La Cuca era un grupo de rock de Guadalajara tan irreverente, en una época donde Molotov ni siquiera se concebía, uno de esos grupos que pocos conocían y que esos pocos no lo dejaban de escuchar por sus letras tan ácidas y buen rock pesado. "El son del dolor" ya era un clásico y "Cara de Pizza" se escuchaba en cualquier toquín. Pero había una canción nueva que mi primo de Guadalajara escuchaba. Una canción tan desgarradora, que me sacó de onda escucharla de manos de ese grupo. A mí me llegó bastante, hace más de diez años! Y es tan real ahora.. Aquí la letra, y como usualmente, la música en el link o pasando el mouse por el globito.

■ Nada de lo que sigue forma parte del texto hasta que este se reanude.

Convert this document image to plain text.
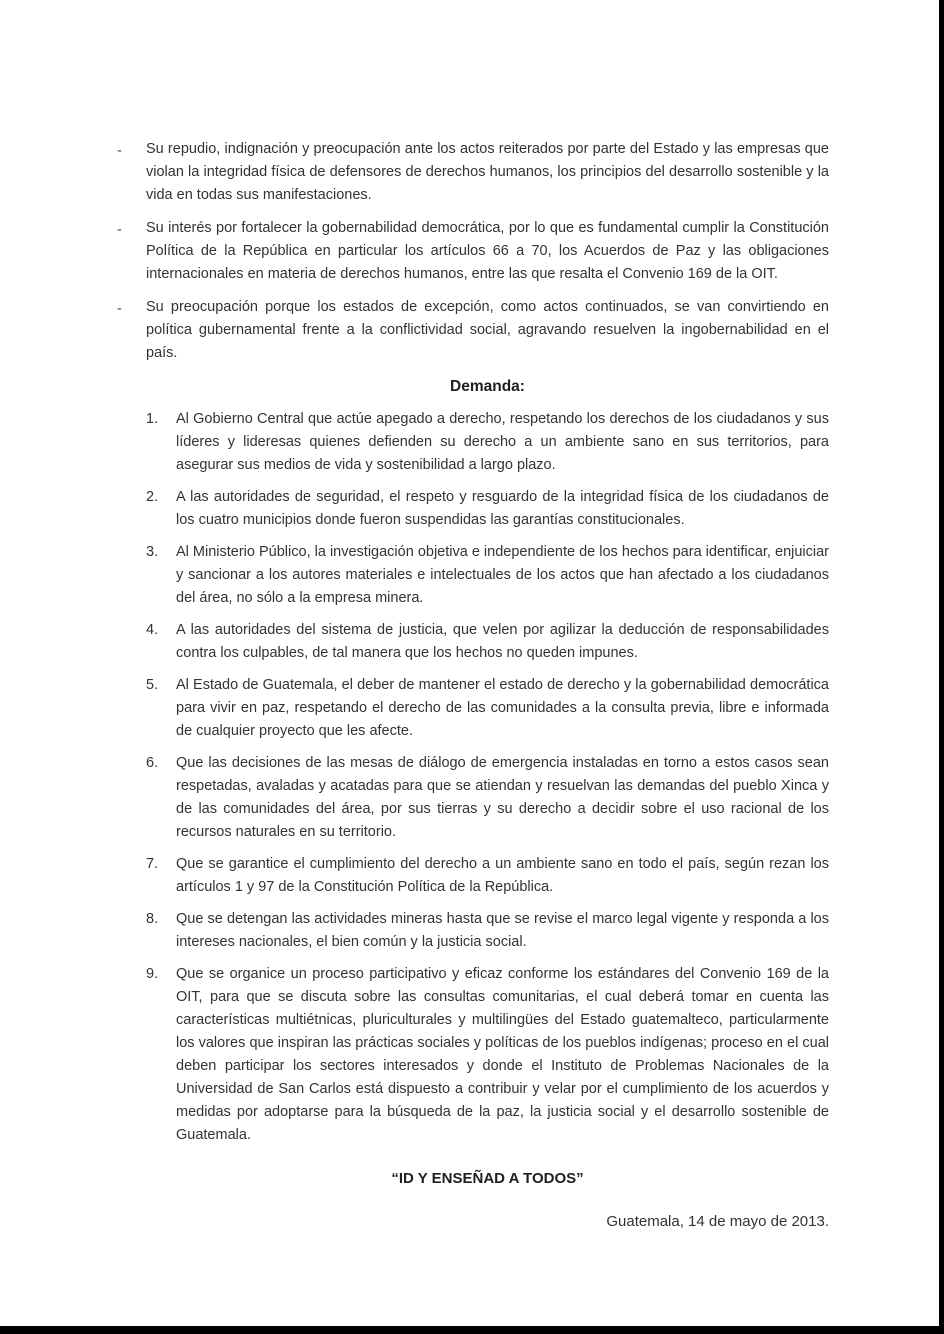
- Su repudio, indignación y preocupación ante los actos reiterados por parte del Estado y las empresas que violan la integridad física de defensores de derechos humanos, los principios del desarrollo sostenible y la vida en todas sus manifestaciones.
- Su interés por fortalecer la gobernabilidad democrática, por lo que es fundamental cumplir la Constitución Política de la República en particular los artículos 66 a 70, los Acuerdos de Paz y las obligaciones internacionales en materia de derechos humanos, entre las que resalta el Convenio 169 de la OIT.
- Su preocupación porque los estados de excepción, como actos continuados, se van convirtiendo en política gubernamental frente a la conflictividad social, agravando resuelven la ingobernabilidad en el país.
Demanda:
1.	Al Gobierno Central que actúe apegado a derecho, respetando los derechos de los ciudadanos y sus líderes y lideresas quienes defienden su derecho a un ambiente sano en sus territorios, para asegurar sus medios de vida y sostenibilidad a largo plazo.
2.	A las autoridades de seguridad, el respeto y resguardo de la integridad física de los ciudadanos de los cuatro municipios donde fueron suspendidas las garantías constitucionales.
3.	Al Ministerio Público, la investigación objetiva e independiente de los hechos para identificar, enjuiciar y sancionar a los autores materiales e intelectuales de los actos que han afectado a los ciudadanos del área, no sólo a la empresa minera.
4.	A las autoridades del sistema de justicia, que velen por agilizar la deducción de responsabilidades contra los culpables, de tal manera que los hechos no queden impunes.
5.	Al Estado de Guatemala, el deber de mantener el estado de derecho y la gobernabilidad democrática para vivir en paz, respetando el derecho de las comunidades a la consulta previa, libre e informada de cualquier proyecto que les afecte.
6.	Que las decisiones de las mesas de diálogo de emergencia instaladas en torno a estos casos sean respetadas, avaladas y acatadas para que se atiendan y resuelvan las demandas del pueblo Xinca y de las comunidades del área, por sus tierras y su derecho a decidir sobre el uso racional de los recursos naturales en su territorio.
7.	Que se garantice el cumplimiento del derecho a un ambiente sano en todo el país, según rezan los artículos 1 y 97 de la Constitución Política de la República.
8.	Que se detengan las actividades mineras hasta que se revise el marco legal vigente y responda a los intereses nacionales, el bien común y la justicia social.
9.	Que se organice un proceso participativo y eficaz conforme los estándares del Convenio 169 de la OIT, para que se discuta sobre las consultas comunitarias, el cual deberá tomar en cuenta las características multiétnicas, pluriculturales y multilingües del Estado guatemalteco, particularmente los valores que inspiran las prácticas sociales y políticas de los pueblos indígenas; proceso en el cual deben participar los sectores interesados y donde el Instituto de Problemas Nacionales de la Universidad de San Carlos está dispuesto a contribuir y velar por el cumplimiento de los acuerdos y medidas por adoptarse para la búsqueda de la paz, la justicia social y el desarrollo sostenible de Guatemala.
“ID Y ENSEÑAD A TODOS”
Guatemala, 14 de mayo de 2013.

Perdí mis manos por querer
tocarte siempre
perdí mis brazos por creer
que siempre estarías aquí

O lo viví o lo soñé
o lo viví o lo viví

Perdí mis piernas por andar
sobre tus pasos
y en el fracaso me quedé
y nunca más me iré

O lo viví o lo soñé
o lo viví o lo viví

¿Por qué cada vez que te alejas
me dejas desangrar?
¿Por qué cada vez que te largas me arrancas
me descarnas?

No, ya no hay más, ya no hay más
ya cortaste mis brazos mis piernas y ya no doy más
ya no hay más
ya mi carne se encuentra contigo
en otro lugar

Perdí la forma de poder
acariciarte
sólo la boca me quedó
para llamarte

O lo viví o lo soñé
o lo viví o lo viví

Sálvame, no me dejes sangrar
ya no queda más
no me dejes sangrar
sangrar, sangrar

¿Por qué cada vez que te alejas
me dejas desangrar?
¿Por qué cada vez que te largas me arrancas
me descarnas?

No, ya no hay más, ya no hay más
ya cortaste mis brazos mis piernas y ya no doy más
ya no hay más
ya mi carne se encuentra contigo
en otro lugar.


Una canción de La Cuca.

Vacaciones

Sábado 22 de marzo, año 2008. Ciudad Valles, S.L.P. Sábado de gloria. ¡Al fin un día completo libre! Dice César Leal (uno de mis maestros personales de filosofía de la vida cotidiana) que las vacaciones no son para descansar sino para cansarse de otra cosa. Así que en la mañana obedecí a mi querida madre cuando me pidió que la ayudara a pintar el comedor porque en quince días recibiremos visitas. Como yo no puedo chambear si no es con música, comencé a poner algunas canciones de café tacvba, entre ellas algunos covers que han hecho de canciones viejitas. Y el escucharla cantar y el verla sonreír mientras avanzábamos con la pintada me hizo saber que no necesito nada más en esta vida. Que ver feliz a mi madre me da tanta felicidad...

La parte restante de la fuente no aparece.